The traction for “Call Me Maybe” was seemingly endless: It skyrocketed more when Bieber later posted a video singing the song with ex-girlfriend Selena Gomez and Ashley Tisdale and friends. What followed was a series of similar parodies from former president Barack Obama, Katy Perry, sports teams, and more. The memes and influx of texts from friends and family persisted for Ramsay and Crowe. “I don’t know why people filmed and embraced it the way they did,” says Crowe. “It still blows my mind.” In an interview with The Independent, Jepsen revealed she needed to take a beat following the track’s success saying she “was sick of hearing myself on the radio.” “I needed some time to reflect about my next move, because I was hungry for something but I hadn’t figured out what,” she added. “And then with Emotion, I started to gain my footing.”

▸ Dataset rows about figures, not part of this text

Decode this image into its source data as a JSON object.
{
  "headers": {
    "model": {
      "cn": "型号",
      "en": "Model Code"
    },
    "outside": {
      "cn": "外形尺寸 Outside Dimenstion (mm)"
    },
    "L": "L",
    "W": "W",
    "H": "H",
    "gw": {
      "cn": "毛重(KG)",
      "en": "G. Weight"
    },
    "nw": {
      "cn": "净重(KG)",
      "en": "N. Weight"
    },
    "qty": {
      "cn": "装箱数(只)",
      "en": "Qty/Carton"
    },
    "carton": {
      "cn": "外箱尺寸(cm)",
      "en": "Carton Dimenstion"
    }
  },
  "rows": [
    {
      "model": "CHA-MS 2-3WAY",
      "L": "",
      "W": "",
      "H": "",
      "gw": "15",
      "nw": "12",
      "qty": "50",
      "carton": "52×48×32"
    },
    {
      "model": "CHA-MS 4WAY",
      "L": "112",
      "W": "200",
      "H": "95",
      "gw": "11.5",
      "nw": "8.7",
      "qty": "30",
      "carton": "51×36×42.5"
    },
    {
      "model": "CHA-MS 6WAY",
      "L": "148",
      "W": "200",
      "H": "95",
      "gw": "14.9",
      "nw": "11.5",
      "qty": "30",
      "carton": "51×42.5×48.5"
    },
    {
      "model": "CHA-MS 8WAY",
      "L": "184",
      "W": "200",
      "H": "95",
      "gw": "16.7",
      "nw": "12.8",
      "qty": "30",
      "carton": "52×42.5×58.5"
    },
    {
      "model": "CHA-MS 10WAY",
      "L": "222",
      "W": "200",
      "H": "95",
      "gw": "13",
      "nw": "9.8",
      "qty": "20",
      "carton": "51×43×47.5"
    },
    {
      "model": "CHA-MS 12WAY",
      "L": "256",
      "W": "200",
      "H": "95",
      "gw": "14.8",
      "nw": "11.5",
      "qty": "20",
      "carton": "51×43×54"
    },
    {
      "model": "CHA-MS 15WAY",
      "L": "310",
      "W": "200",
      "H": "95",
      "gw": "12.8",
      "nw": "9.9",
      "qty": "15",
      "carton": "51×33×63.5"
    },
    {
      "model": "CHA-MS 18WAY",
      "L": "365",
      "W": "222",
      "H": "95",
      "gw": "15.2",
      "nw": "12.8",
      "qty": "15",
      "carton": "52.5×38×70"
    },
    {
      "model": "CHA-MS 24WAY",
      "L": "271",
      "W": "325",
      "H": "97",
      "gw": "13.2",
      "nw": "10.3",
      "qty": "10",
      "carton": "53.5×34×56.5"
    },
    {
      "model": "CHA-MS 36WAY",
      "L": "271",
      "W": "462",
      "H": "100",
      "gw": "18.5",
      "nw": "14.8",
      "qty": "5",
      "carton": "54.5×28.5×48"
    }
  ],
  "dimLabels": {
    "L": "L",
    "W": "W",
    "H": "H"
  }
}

Today, Ramsay and Crowe struggle to pinpoint what exactly about the track made it take off — they’re just deeply honored. “There is this sense of joy, happiness, and celebration that comes attached to the song. That celebration, I think, is what must have given it a long-standing life,” Crowe speculates. Ramsay is just “thrilled” that it’s remained so successful. Simkin remains in awe of Jepsen’s “knack for articulating the mechanisms of romantic relationships.”

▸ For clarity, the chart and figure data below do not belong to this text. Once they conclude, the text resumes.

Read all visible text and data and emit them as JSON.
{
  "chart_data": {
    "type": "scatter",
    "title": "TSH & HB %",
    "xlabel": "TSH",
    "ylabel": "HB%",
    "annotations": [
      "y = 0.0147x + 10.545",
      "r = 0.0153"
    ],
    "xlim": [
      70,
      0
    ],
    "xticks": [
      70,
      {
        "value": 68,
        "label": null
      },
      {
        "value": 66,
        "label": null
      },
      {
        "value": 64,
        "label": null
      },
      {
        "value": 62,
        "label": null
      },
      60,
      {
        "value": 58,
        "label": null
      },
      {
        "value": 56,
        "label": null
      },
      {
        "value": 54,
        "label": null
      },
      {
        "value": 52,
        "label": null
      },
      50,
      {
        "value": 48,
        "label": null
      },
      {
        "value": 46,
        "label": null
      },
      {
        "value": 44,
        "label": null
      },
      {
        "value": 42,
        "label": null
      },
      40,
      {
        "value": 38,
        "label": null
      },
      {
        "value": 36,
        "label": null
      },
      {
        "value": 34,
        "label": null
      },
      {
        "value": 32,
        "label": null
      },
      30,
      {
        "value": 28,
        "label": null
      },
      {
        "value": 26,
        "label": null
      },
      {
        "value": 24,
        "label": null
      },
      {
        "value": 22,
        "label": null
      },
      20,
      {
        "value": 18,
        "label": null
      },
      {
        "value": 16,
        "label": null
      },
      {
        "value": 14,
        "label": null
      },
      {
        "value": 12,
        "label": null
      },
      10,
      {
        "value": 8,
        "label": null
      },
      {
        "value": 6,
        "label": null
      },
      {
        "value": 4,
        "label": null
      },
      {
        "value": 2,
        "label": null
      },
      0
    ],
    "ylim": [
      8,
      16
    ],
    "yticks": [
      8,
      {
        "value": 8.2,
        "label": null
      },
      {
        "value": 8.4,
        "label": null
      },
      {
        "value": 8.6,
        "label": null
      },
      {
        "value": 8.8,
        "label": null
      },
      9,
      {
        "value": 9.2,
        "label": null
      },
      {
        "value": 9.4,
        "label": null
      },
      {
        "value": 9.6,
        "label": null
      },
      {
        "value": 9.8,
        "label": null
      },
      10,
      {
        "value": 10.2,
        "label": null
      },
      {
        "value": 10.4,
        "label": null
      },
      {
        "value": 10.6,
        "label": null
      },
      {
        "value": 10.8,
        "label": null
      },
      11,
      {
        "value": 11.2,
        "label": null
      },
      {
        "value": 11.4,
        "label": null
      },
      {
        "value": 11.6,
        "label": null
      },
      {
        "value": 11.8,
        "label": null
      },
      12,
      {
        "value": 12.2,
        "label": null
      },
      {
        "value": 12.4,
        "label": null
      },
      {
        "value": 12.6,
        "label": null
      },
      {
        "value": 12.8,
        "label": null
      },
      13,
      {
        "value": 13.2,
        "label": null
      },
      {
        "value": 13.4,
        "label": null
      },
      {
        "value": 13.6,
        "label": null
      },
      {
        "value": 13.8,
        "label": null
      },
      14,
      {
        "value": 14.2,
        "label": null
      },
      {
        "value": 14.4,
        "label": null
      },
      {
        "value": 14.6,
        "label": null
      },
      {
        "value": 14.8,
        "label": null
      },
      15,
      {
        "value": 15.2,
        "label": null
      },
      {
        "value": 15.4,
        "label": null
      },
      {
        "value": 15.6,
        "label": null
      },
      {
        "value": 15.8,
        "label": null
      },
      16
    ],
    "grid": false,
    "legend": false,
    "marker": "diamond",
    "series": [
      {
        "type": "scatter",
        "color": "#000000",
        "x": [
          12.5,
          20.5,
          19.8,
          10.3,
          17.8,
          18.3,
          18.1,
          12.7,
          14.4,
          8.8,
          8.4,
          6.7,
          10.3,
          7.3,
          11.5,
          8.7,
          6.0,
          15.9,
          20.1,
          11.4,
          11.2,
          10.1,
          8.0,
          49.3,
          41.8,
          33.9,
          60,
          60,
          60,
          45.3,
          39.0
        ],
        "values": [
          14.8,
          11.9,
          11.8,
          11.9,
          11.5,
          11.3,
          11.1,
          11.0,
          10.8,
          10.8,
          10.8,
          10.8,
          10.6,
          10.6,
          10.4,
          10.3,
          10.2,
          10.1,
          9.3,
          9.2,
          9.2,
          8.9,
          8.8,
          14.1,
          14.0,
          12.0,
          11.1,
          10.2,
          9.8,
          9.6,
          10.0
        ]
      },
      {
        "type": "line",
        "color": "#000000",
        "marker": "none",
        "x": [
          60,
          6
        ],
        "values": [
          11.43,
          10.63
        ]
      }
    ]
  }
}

“Call Me Maybe” remained at No. 1 on the Billboard Hot 100 chart for nine consecutive weeks in mid-2012, and Jepsen ended up earning two Grammy nominations for Song of the Year and Best Pop Solo Performance. It was the launching pad Jepsen needed to become an international sensation.

Despite debuting more than a decade ago, “Call Me Maybe” could have just as easily come out today. The lovelorn vignettes and bubblegum dance-pop within her hit echoes throughout the music of Gen Z’s buzziest artists like Olivia Rodrigo, Gracie Abrams, and Dua Lipa. The fact that Swift’s re-release of Red (Taylor’s Version) felt brand new, even aside from the 10-minute version of “All Too Well,” proves just how impactful and fresh the music from 2012 was (and still is). If TikTok existed in 2012, who knows how much bigger Call Me Maybe” could have been?

Thanks to dance challenges and a dose of nostalgia, TikTok has helped breathe new life into both hits and deep cuts. Songs about crushes, in particular, have gone viral on the platform. Take for instance Swift’s “Enchanted,” which was released in 2010: Just this year, it exploded on TikTok because it defined that universally-relatable, lovestruck feeling. Of course, more recently on the video platform and beyond, Rodrigo’s “Drivers License” captured a similar sentimentality. There’s something about “Call Me Maybe” — and Jepsen’s music since — that is timeless. Heartache and falling never really go out of style.